Mittlerweile gibt es immer mehr Spaß-Fahrzeuge, aber machen die wirklich Spaß? Kennen Sie schon eine fahrende Bierkiste? Eine fahrende Bierkiste gibt es nicht zu kaufen, die muss man selber bauen! Dabei ist sie aber sehr einfach aufgebaut. Mit etwas Matallwissen, einer Flex und einem Schweißgerät ist das kein Problem. Der Rahmen besteht meist aus Rechteckrohr welches verschweißt wird. Die Felgen und Räder sind entweder von der Sackkarre oder aus dem Go Kart Bereich. Vom Go Kart können dann sehr breite Reifen und sogar Slicks verbaut werden. Sehr beliebt sind die Motoren mit liegendem Zylinder wie sie bei der legendären Honda Monkey/Dax verbaut sind. Die Motoren gibt es bis 125 ccm und bis zu 12 PS. Manche Spezialisten tunen dabei den Motor sogar noch auf und verbauen größere Kolben, andere Nockenwellen und größere Vergaser. Selbst mit einem originalen 125 er Motor erreicht man eine Höchstgeschwindigkeit von gut 80 km/h. Die kleine und leicht zu fahrende Bierkiste ist dabei enorm wendig und beschleunigt kraftvoll. Die Bierkiste selbst wird dabei über den Motor gesteckt und dient als Sitzplatz. Zusätzlich wird auch noch oft optisch die fahrende Bierkiste aufgepeppt.

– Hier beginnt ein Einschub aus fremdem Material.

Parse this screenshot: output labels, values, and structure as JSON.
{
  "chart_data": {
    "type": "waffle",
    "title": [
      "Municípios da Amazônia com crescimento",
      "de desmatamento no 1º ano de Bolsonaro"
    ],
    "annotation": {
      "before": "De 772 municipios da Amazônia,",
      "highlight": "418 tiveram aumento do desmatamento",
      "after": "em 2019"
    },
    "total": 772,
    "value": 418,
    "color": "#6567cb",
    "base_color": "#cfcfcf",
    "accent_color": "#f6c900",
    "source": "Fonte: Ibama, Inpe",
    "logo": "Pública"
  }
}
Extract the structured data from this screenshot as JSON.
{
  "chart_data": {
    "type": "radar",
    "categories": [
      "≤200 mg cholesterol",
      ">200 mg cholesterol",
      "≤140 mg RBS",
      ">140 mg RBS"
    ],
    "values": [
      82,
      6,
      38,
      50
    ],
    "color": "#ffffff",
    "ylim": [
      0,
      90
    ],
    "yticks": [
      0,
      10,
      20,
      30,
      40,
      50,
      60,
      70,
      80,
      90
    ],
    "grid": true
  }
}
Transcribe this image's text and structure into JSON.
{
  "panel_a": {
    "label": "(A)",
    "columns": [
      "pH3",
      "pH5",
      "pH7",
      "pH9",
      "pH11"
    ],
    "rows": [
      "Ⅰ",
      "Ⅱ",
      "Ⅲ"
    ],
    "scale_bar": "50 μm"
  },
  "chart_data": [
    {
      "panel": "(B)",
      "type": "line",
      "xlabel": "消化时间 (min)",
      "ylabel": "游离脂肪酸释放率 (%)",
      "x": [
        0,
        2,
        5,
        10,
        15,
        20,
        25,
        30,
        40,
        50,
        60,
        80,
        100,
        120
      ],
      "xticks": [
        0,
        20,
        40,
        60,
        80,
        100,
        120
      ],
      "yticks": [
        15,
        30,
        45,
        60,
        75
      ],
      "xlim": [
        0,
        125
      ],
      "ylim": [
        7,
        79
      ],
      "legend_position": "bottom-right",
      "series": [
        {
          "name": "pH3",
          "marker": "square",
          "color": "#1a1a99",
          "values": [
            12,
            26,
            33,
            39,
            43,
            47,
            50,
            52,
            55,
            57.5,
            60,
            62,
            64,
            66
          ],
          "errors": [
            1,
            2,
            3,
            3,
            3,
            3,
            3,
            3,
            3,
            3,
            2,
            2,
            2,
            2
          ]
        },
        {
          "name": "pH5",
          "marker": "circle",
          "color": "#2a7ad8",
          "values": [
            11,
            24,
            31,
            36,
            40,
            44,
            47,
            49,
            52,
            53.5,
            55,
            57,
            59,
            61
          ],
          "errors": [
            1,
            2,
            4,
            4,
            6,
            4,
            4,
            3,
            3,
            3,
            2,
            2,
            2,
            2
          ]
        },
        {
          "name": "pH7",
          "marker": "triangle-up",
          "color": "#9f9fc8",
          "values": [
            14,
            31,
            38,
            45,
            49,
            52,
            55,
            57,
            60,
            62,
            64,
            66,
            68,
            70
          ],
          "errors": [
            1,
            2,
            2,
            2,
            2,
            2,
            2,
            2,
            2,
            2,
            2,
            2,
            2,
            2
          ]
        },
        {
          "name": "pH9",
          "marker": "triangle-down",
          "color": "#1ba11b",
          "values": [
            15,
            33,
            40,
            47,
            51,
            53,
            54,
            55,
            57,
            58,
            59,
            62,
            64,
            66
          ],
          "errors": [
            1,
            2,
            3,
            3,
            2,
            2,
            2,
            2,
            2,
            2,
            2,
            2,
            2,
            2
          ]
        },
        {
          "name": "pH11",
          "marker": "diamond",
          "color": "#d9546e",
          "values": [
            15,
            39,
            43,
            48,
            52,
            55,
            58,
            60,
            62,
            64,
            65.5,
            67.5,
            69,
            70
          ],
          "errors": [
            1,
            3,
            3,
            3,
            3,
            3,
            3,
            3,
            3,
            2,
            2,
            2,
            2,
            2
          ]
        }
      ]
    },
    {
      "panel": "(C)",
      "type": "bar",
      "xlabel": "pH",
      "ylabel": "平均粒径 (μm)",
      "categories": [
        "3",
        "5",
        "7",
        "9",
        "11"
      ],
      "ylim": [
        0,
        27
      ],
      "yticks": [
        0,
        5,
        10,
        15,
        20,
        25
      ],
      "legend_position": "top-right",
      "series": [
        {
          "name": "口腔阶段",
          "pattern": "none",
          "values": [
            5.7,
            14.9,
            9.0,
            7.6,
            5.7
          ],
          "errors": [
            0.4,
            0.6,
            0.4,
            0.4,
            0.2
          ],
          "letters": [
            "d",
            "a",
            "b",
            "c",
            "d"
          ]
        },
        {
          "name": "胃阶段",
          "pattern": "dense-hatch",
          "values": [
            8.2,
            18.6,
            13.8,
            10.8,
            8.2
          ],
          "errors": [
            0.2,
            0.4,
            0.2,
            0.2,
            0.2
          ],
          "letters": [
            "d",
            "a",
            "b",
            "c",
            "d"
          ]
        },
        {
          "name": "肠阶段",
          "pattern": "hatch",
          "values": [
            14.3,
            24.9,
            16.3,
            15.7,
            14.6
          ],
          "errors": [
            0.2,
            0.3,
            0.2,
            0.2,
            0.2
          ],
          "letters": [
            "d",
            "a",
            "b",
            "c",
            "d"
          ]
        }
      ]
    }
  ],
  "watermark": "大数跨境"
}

Eine Unterboden Beleuchtung mit LED´s oder blau leuchtende Scheinwerfer sind schon fast Pflicht dabei. Eine Bauanleitung gibt´s im Internet. Leider darf man damit nicht am öffentlichen Straßenverkehr teilnehmen, deshalb wird damit zuhause, auf einem abgesperrten Parkplatz oder sogar auf der Kartbahn gefahren. Unter Gleichgesinnten werden dabei auch Rennen ausgetragen. Enormen Spaß hat man beim Driften mit der fahrenden Bierkiste. Am besten geht das im Schnee auf einer unbefahrenen Straße oder auf einer Schotter- oder Sandpiste.